The land draws a lot less interest than ice cream or haircuts.
In a modern day version of President Abraham Lincoln’s 1862 Homestead Act that gave free land to settle the vast American interior, Marquette is among a dozen struggling central Kansas towns offering free lots to anyone who agrees to build a house.
But unlike the 19th century, when European immigrants rushed to the Midwest to get their free 160 acres of farmland, building homes from sod to show they had made improvements, some Kansas small towns now are struggling even to give away lots for homes.
The reasons are many. The recession of 2008 and the real estate crash froze people in their current homes so they could not move from urban areas. Many people cannot afford to build a house on the free land.
Of late, high prices of gas have been a hardship on small town residents who often must commute long distances to jobs and sometimes even to buy groceries.

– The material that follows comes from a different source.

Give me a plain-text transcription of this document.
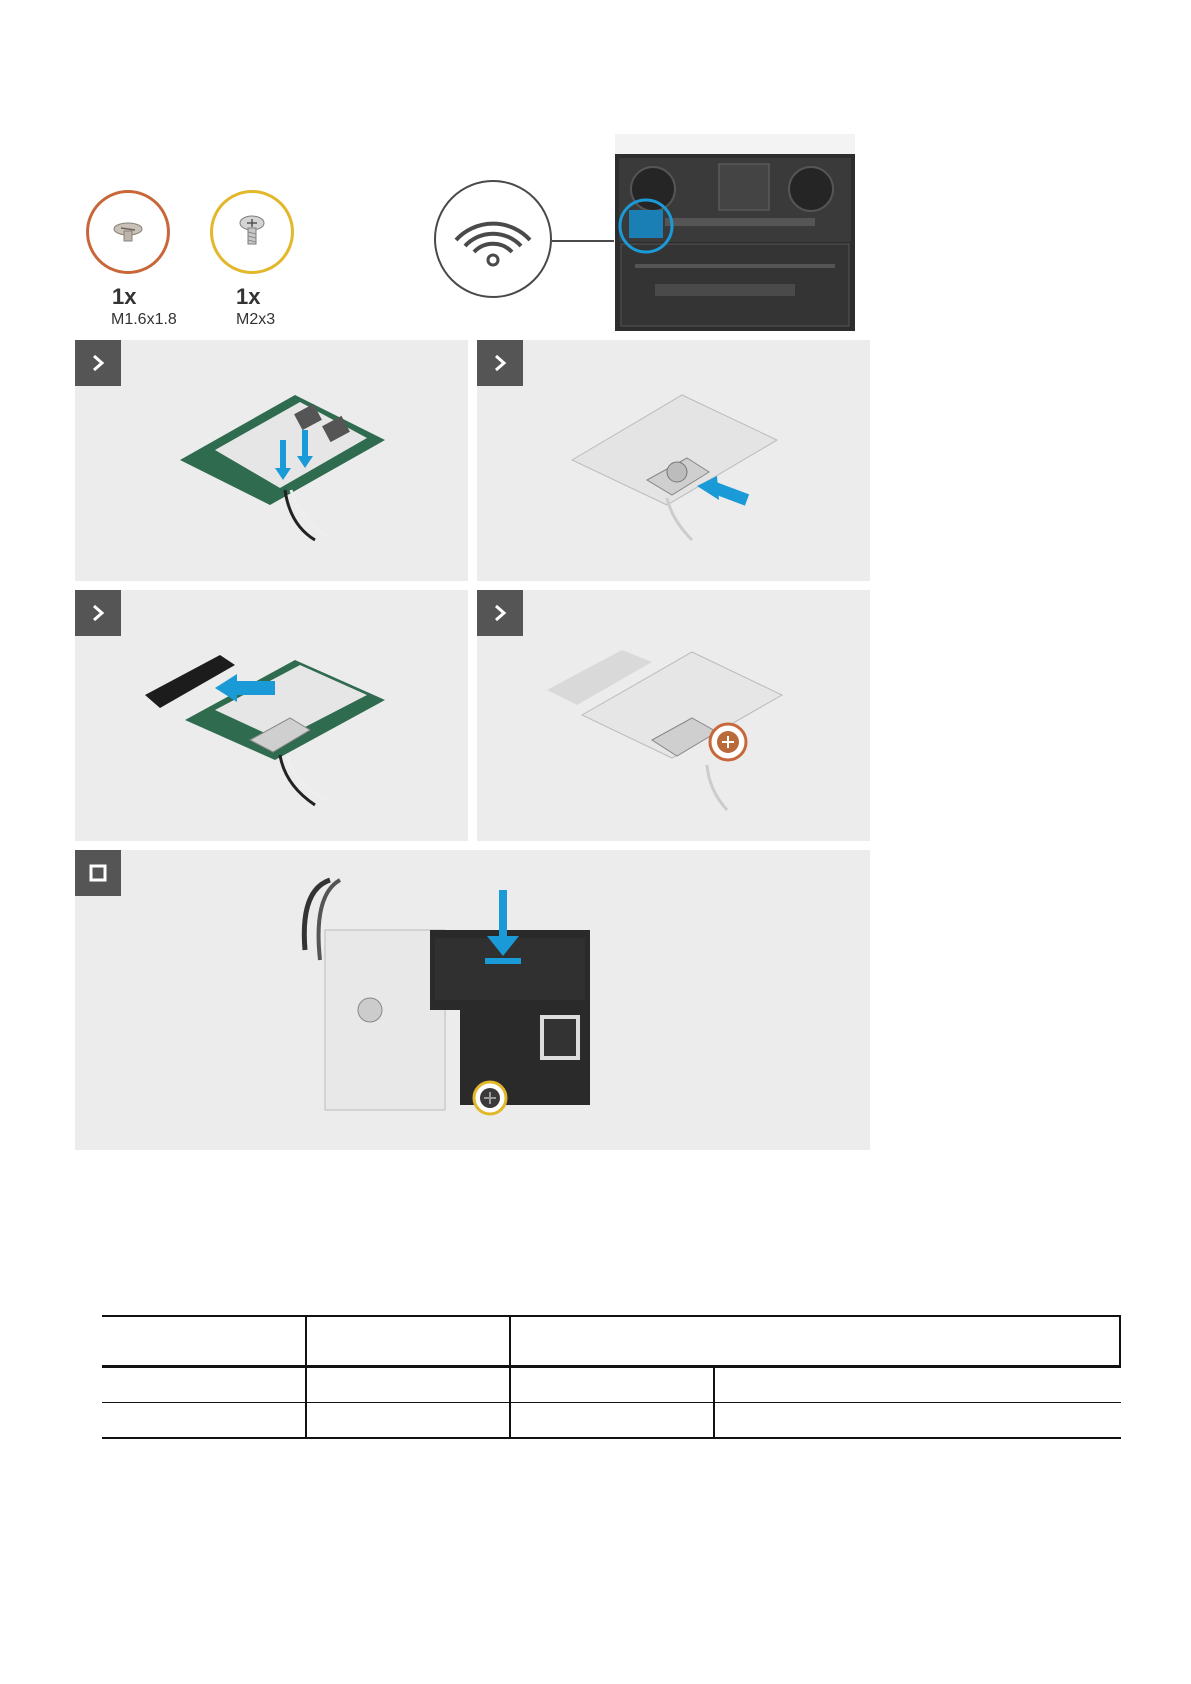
1x
M1.6x1.8
1x
M2x3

Marquette, settled by Swedish immigrants in the late 19th century who built sturdy brick buildings on main street, has little to offer in the way of jobs. Newcomers would likely have to find work in nearby larger towns of Salina or McPherson, which is not easy either.

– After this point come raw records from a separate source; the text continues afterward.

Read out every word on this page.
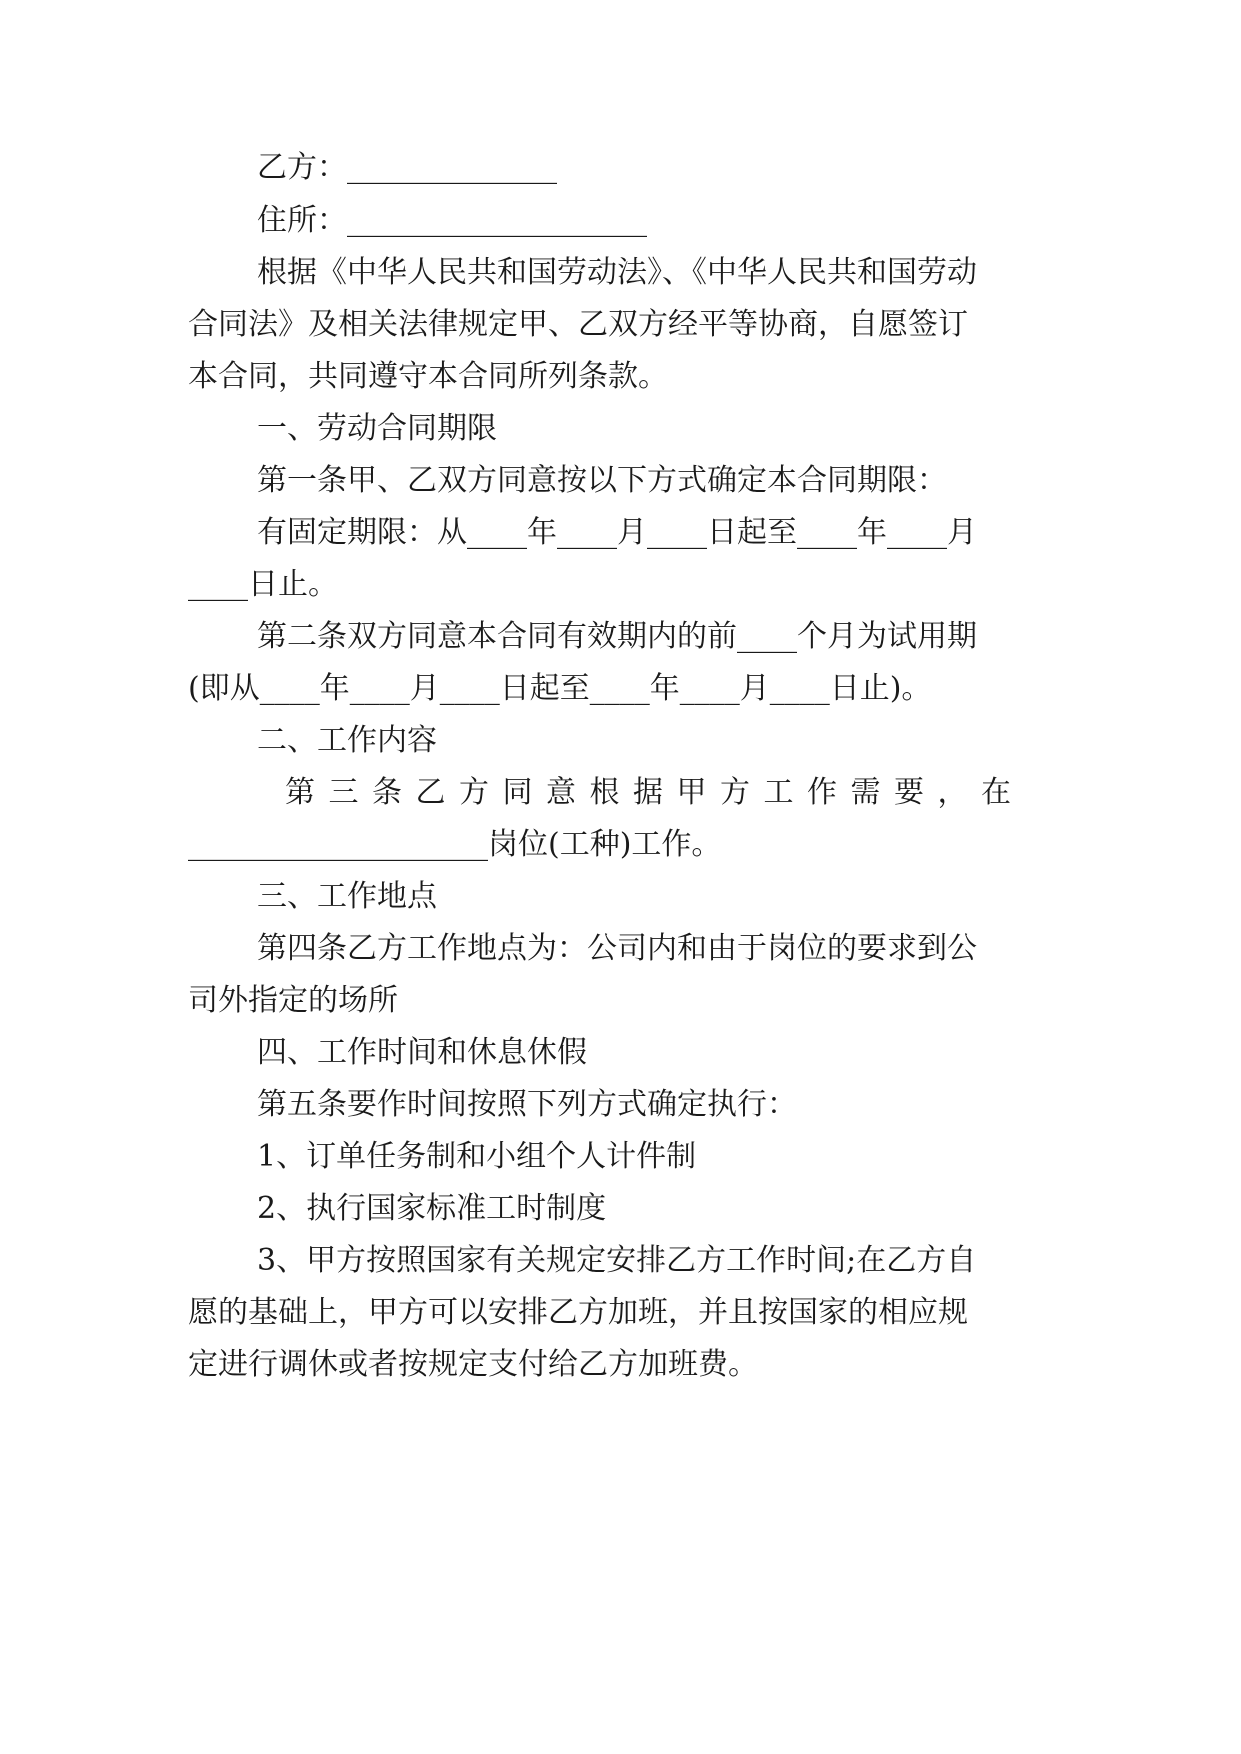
乙方：______________
住所：____________________
根据《中华人民共和国劳动法》、《中华人民共和国劳动
合同法》及相关法律规定甲、乙双方经平等协商，自愿签订
本合同，共同遵守本合同所列条款。
一、劳动合同期限
第一条甲、乙双方同意按以下方式确定本合同期限：
有固定期限：从____年____月____日起至____年____月
____日止。
第二条双方同意本合同有效期内的前____个月为试用期
(即从____年____月____日起至____年____月____日止)。
二、工作内容
第三条乙方同意根据甲方工作需要，在
____________________岗位(工种)工作。
三、工作地点
第四条乙方工作地点为：公司内和由于岗位的要求到公
司外指定的场所
四、工作时间和休息休假
第五条要作时间按照下列方式确定执行：
1、订单任务制和小组个人计件制
2、执行国家标准工时制度
3、甲方按照国家有关规定安排乙方工作时间;在乙方自
愿的基础上，甲方可以安排乙方加班，并且按国家的相应规
定进行调休或者按规定支付给乙方加班费。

“It comes down to getting a job,” Marquette City Clerk Fred Peterson said.
About half of the 70 free lots in Marquette were built upon, but only a handful in the past three years, said Mayor Allan Lindfors. People still want to come to Marquette, but most would be unable to sell the house they own, he said.
“That has probably hurt us more than anything else,” Lindfors said.
Marquette still considers its free land program a success. It boosted population when many small Kansas towns lost people. The U.S. Census showed that city grew to 641 in 2010 from 542 in 2000.
Most of the takers of free lots in Marquette and other area towns already lived in Kansas, officials said. An exception was the Gonzalez family, who left Los Angeles to take a free lot in Marquette about five years ago.
“My parents wanted to take us away from the gangs and all that,” said Cecilia Gonzalez, 18, a senior at a high school near Marquette. “Actually, I love it here. I hated the big city. Here, you can go for a walk at midnight and have no fear of getting shot.”
Gonzalez works at City Sundries, where ice cream is served at the marble counter of an authentic soda fountain. It is a gathering place for children after school.
Towns such as Marquette tout their low cost of living, lack of crime, outdoor recreation and good schools. Some prospective takers of free land display “culture shock” over the relatively isolated setting and the shortage of retail stores, Peterson said. He has files on about 25 people interested in free land if the economy improves.
But some other towns struggle to lure anybody. Lincoln, Kansas has had only one taker for the 21 lots it started giving away nearly eight years ago — and that was the mayor at the time, who has since died.
One of the lots holds an empty model home, now for sale. The rest of the land is advertised on a wind-beaten wooden sign with faded lettering that reads “Free housing lots available.”
Real estate agent Fred Vestal, who listed the model home, was on the city council when it decided to jump into the free land program. City leaders envisioned a stronger tax base, stable retail climate and full schools. Instead, it is stuck paying off the bonds issued to pave streets and install utilities in the free lots subdivision.
“The sad thing is, we were a little too late,” Vestal said. “The other towns already got theirs going. It’s one of those things that did not work, but you have to try something or this town is going to dry up.”
Lincoln’s population declined to 1,297 in the 2010 Census from 1,349 people in 2000. It is the county seat so it has a courthouse and other local government offices, and still has a school with grades through high school, considered crucial to a town’s viability.
The free lots in Lincoln would otherwise be valued at up to $12,200, according to the county assessor’s office. But getting a free lot is only the first step for would-be homeowners, said Lincoln Mayor Glenn Stegman.
“People can’t afford to build the house,” Stegman said. “That would take some money.”
Tescott, Kansas, population 340, has been unable to give away any of its 11 free lots available since 2008, said Joann Schwindt, city clerk.
“People want to live out here and the get the benefits of a small town and school, but the reality is sometimes they just can’t do that,” Schwindt said.
Other Kansas communities such as Minneapolis and Ellsworth report better results from the free land program, mostly when the economy was better.
Minneapolis found takers for 28 of 32 lots, City Administrator Barry Hodges said. Six of eight free lots in Ellsworth have houses, said Rob Fillion, executive director of the local economic development corporation.
While some of the lots in small towns may be free, they are surrounded by what is often called one of the world’s great breadbaskets, with some of the richest farmland in the nation. Homesteaded for free some 150 years ago, prime Kansas farmland is now selling at record prices because of the boom in commodity markets.